GDPR became law in the UK earlier this year and there are several connotations for the trade, writes lawyer Stephen Connolly
IN May of this year, to great media fanfare, the EU’s General Data Protection Regulation 2016 (GDPR) became law in the UK, through the introduction of the Data Protection Act 2018.
The new rules apply to any organisation which acts as a “data controller”, being an organisation which holds or processes any personal data relating to a living individual (a data subject).
Personal data has a wide definition and its ambit covers any information from which a living individual can be identified (eg. name, address, email address, phone number, image, description).
Equally, any more general information held by an organisation which would allow for an individual to be identified would also amount to personal data for the purposes of the GDPR.
In that context, any individual about whom any trader holds personal data will have rights which need to be observed by the data controller.
This applies equally to any customers, patrons or guests whose information is held as well as any employees/staff who are engaged to work.
There are certain common issues that arise for those working in the licensed trade when considering GDPR obligations.
However, before highlighting some of these, the first and perhaps most important thing to remember is that an organisation is only permitted to hold and process personal data where it has a legitimate basis for doing so.
There are seven potential bases set out in the GDPR, five of which could potentially be relied upon by those operating in the licensed trade.
They are:
• the data controller has the data subject’s consent to hold/process the data
• that the processing is necessary for the performance of a contract
• it is necessary for compliance with legal obligations
• it is necessary to protect the individual’s vital interests or
• it is necessary for the legitimate interests of the data controller and there is no overriding reason to restrict processing.

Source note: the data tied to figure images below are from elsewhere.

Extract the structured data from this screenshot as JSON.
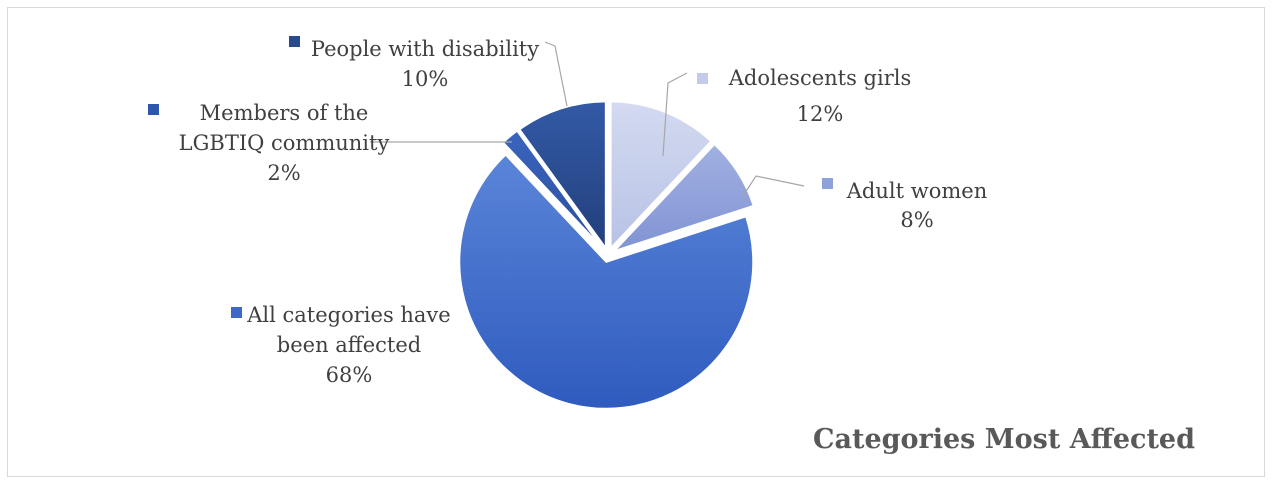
{
  "chart_data": {
    "type": "pie",
    "title": "Categories Most Affected",
    "slices": [
      {
        "label_lines": [
          "Adolescents girls"
        ],
        "value": 12,
        "value_label": "12%",
        "color": "#c3cbe9"
      },
      {
        "label_lines": [
          "Adult women"
        ],
        "value": 8,
        "value_label": "8%",
        "color": "#8fa1da"
      },
      {
        "label_lines": [
          "All categories have",
          "been affected"
        ],
        "value": 68,
        "value_label": "68%",
        "color": "#3c68c7"
      },
      {
        "label_lines": [
          "Members of the",
          "LGBTIQ community"
        ],
        "value": 2,
        "value_label": "2%",
        "color": "#2e56ad"
      },
      {
        "label_lines": [
          "People with disability"
        ],
        "value": 10,
        "value_label": "10%",
        "color": "#284b8e"
      }
    ]
  }
}
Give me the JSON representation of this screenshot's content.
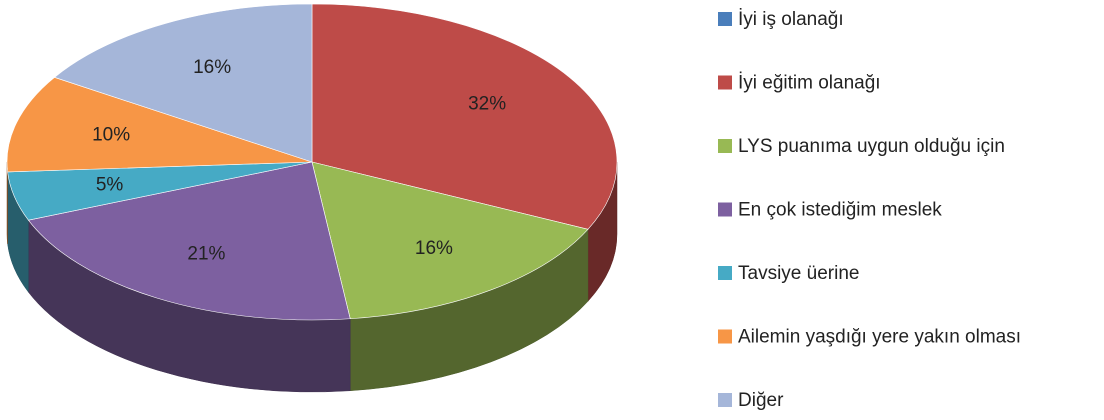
{
  "chart_data": {
    "type": "pie",
    "categories": [
      "İyi iş olanağı",
      "İyi eğitim olanağı",
      "LYS puanıma uygun olduğu için",
      "En çok istediğim meslek",
      "Tavsiye üerine",
      "Ailemin yaşdığı yere yakın olması",
      "Diğer"
    ],
    "values": [
      0,
      32,
      16,
      21,
      5,
      10,
      16
    ],
    "value_labels": [
      null,
      "32%",
      "16%",
      "21%",
      "5%",
      "10%",
      "16%"
    ],
    "colors": [
      "#4a7ebb",
      "#be4b48",
      "#98b954",
      "#7d60a0",
      "#46aac5",
      "#f79646",
      "#a5b6d9"
    ],
    "legend": "right"
  }
}
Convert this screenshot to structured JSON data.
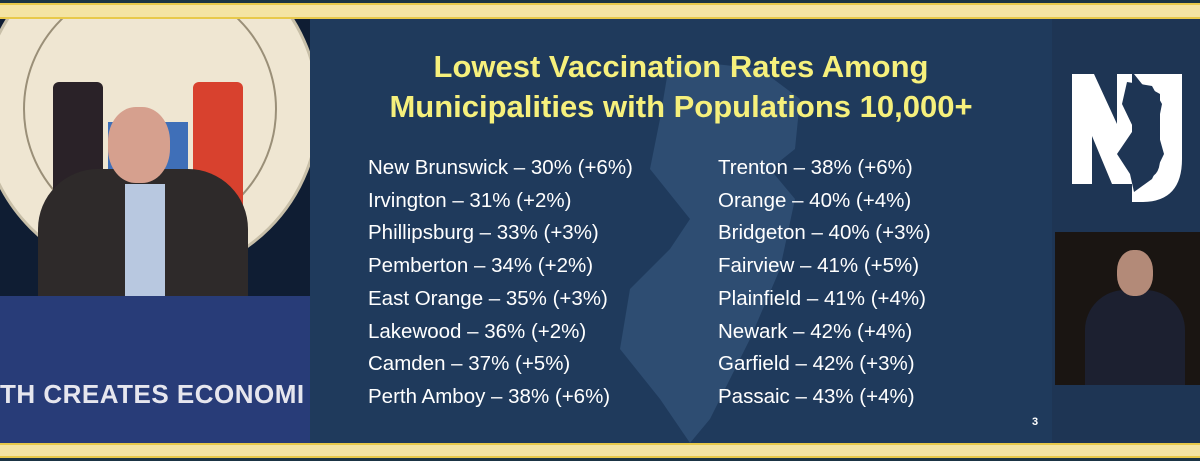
{
  "video": {
    "podium_text": "TH CREATES ECONOMI"
  },
  "slide": {
    "title_line1": "Lowest Vaccination Rates Among",
    "title_line2": "Municipalities with Populations 10,000+",
    "left_column": [
      "New Brunswick – 30% (+6%)",
      "Irvington – 31% (+2%)",
      "Phillipsburg – 33% (+3%)",
      "Pemberton – 34% (+2%)",
      "East Orange – 35% (+3%)",
      "Lakewood – 36% (+2%)",
      "Camden – 37% (+5%)",
      "Perth Amboy – 38% (+6%)"
    ],
    "right_column": [
      "Trenton – 38% (+6%)",
      "Orange – 40% (+4%)",
      "Bridgeton – 40% (+3%)",
      "Fairview – 41% (+5%)",
      "Plainfield – 41% (+4%)",
      "Newark – 42% (+4%)",
      "Garfield – 42% (+3%)",
      "Passaic – 43% (+4%)"
    ],
    "page_number": "3"
  },
  "logo": {
    "text": "NJ"
  },
  "colors": {
    "slide_bg": "#1f3a5c",
    "title": "#f6f07c",
    "band": "#f4e4a3",
    "podium": "#283c78"
  }
}
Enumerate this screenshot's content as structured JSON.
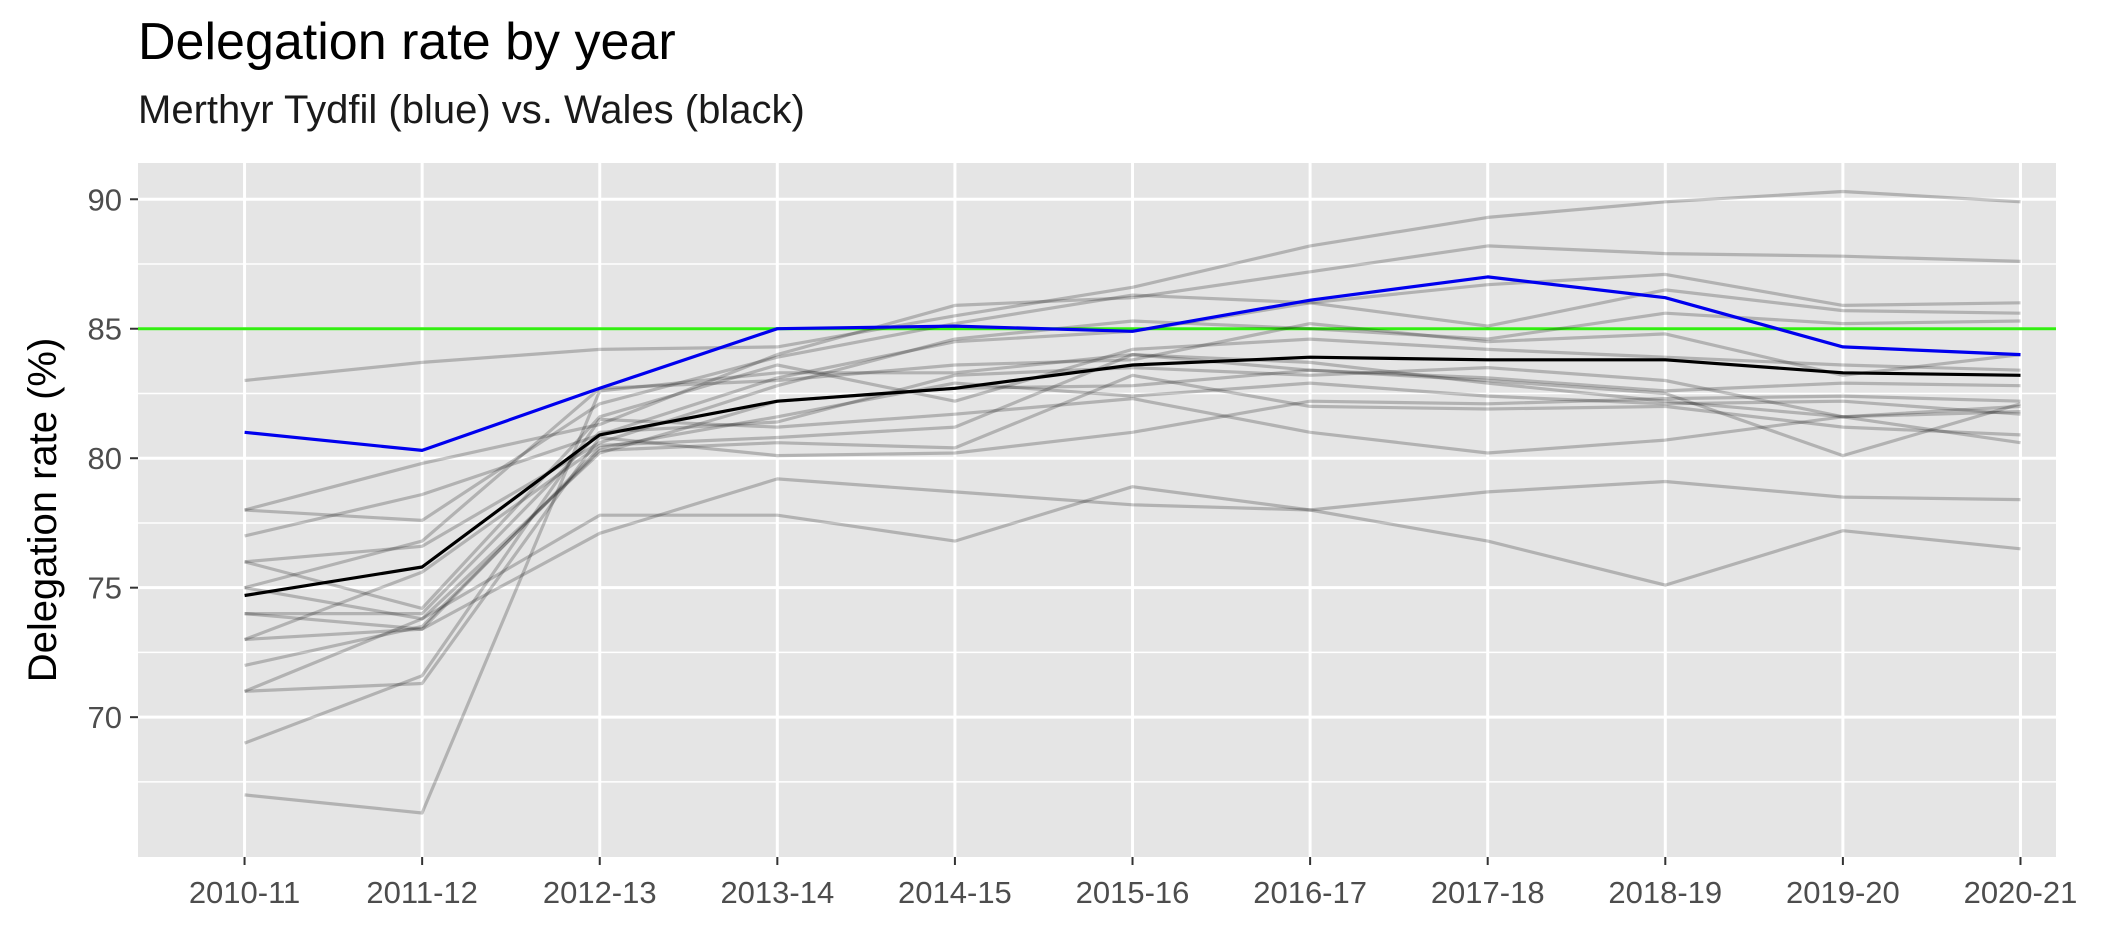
{
  "chart_data": {
    "type": "line",
    "title": "Delegation rate by year",
    "subtitle": "Merthyr Tydfil (blue) vs. Wales (black)",
    "xlabel": "",
    "ylabel": "Delegation rate (%)",
    "categories": [
      "2010-11",
      "2011-12",
      "2012-13",
      "2013-14",
      "2014-15",
      "2015-16",
      "2016-17",
      "2017-18",
      "2018-19",
      "2019-20",
      "2020-21"
    ],
    "ylim": [
      64.6,
      91.4
    ],
    "yticks": [
      70,
      75,
      80,
      85,
      90
    ],
    "grid": true,
    "reference_line": {
      "y": 85,
      "color": "#33ee11"
    },
    "colors": {
      "panel": "#e5e5e5",
      "grid": "#ffffff",
      "other_series": "#000000",
      "highlight": "#0000ee",
      "average": "#000000"
    },
    "highlight": {
      "values": [
        81.0,
        80.3,
        82.7,
        85.0,
        85.1,
        84.9,
        86.1,
        87.0,
        86.2,
        84.3,
        84.0
      ]
    },
    "average": {
      "values": [
        74.7,
        75.8,
        80.9,
        82.2,
        82.7,
        83.6,
        83.9,
        83.8,
        83.8,
        83.3,
        83.2
      ]
    },
    "other_series": [
      {
        "values": [
          83.0,
          83.7,
          84.2,
          84.3,
          85.5,
          86.6,
          88.2,
          89.3,
          89.9,
          90.3,
          89.9
        ]
      },
      {
        "values": [
          78.0,
          79.8,
          81.3,
          84.0,
          85.9,
          86.2,
          87.2,
          88.2,
          87.9,
          87.8,
          87.6
        ]
      },
      {
        "values": [
          78.0,
          77.6,
          82.1,
          83.9,
          85.2,
          86.3,
          86.0,
          86.7,
          87.1,
          85.9,
          86.0
        ]
      },
      {
        "values": [
          77.0,
          78.6,
          80.9,
          83.1,
          84.5,
          84.9,
          86.0,
          85.1,
          86.5,
          85.7,
          85.6
        ]
      },
      {
        "values": [
          76.0,
          76.6,
          80.6,
          82.8,
          84.6,
          85.3,
          85.0,
          84.6,
          85.6,
          85.2,
          85.3
        ]
      },
      {
        "values": [
          75.0,
          76.8,
          82.7,
          83.0,
          83.6,
          83.8,
          85.2,
          84.5,
          84.8,
          83.2,
          84.0
        ]
      },
      {
        "values": [
          76.0,
          74.2,
          81.6,
          83.6,
          82.2,
          84.2,
          84.6,
          84.2,
          83.9,
          83.6,
          83.4
        ]
      },
      {
        "values": [
          74.0,
          74.0,
          81.0,
          81.4,
          83.2,
          83.5,
          83.2,
          83.5,
          83.0,
          81.6,
          82.0
        ]
      },
      {
        "values": [
          75.0,
          73.8,
          80.2,
          82.2,
          82.7,
          82.8,
          83.4,
          83.1,
          82.6,
          82.9,
          82.8
        ]
      },
      {
        "values": [
          73.0,
          75.6,
          80.5,
          80.8,
          81.2,
          84.0,
          83.7,
          82.9,
          82.2,
          81.6,
          81.8
        ]
      },
      {
        "values": [
          73.0,
          73.4,
          80.4,
          81.6,
          82.9,
          82.4,
          82.9,
          82.4,
          82.1,
          82.2,
          81.7
        ]
      },
      {
        "values": [
          72.0,
          73.5,
          80.3,
          80.6,
          80.4,
          83.2,
          82.0,
          81.9,
          82.0,
          81.2,
          80.9
        ]
      },
      {
        "values": [
          71.0,
          71.3,
          80.8,
          80.1,
          80.2,
          81.0,
          82.2,
          82.1,
          82.3,
          82.4,
          82.2
        ]
      },
      {
        "values": [
          69.0,
          71.6,
          81.5,
          81.2,
          81.7,
          82.3,
          81.0,
          80.2,
          80.7,
          81.6,
          80.6
        ]
      },
      {
        "values": [
          67.0,
          66.3,
          82.6,
          83.3,
          83.3,
          84.0,
          83.4,
          83.0,
          82.5,
          80.1,
          82.1
        ]
      },
      {
        "values": [
          71.0,
          73.8,
          77.8,
          77.8,
          76.8,
          78.9,
          78.0,
          78.7,
          79.1,
          78.5,
          78.4
        ]
      },
      {
        "values": [
          74.0,
          73.4,
          77.1,
          79.2,
          78.7,
          78.2,
          78.0,
          76.8,
          75.1,
          77.2,
          76.5
        ]
      }
    ]
  }
}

It is important for any data controller to be able to clearly point to one of these bases so as to allow them to hold and process personal data.
Some of the more common matters which see a crossover between GDPR obligations and requirements for the licensed trade are: holding required statutory information about personal licence holders, deliveries, use of CCTV, sign-in books for private members’ clubs, and marketing.
I will examine these matters in greater detail in the next issue of SLTN.
The new law is in its infancy and the Information Commissioner’s Office website (ico.org.uk) contains lots of useful advice and guidance on how to stay on top of matters.
Having clear written policies and forms will ensure that organisations adhere to the standards now expected of them.
In regards to the issues detailed above, that would require having a data protection impact assessment setting out the basis for holding data, the use to which that data is to be put and the other parameters for holding the data.
Such records will be invaluable should any complaints be raised by data subjects about the use to which their personal data is being put.
• Stephen Connolly is a partner at Glasgow legal firm Miller Samuel Hill Brown.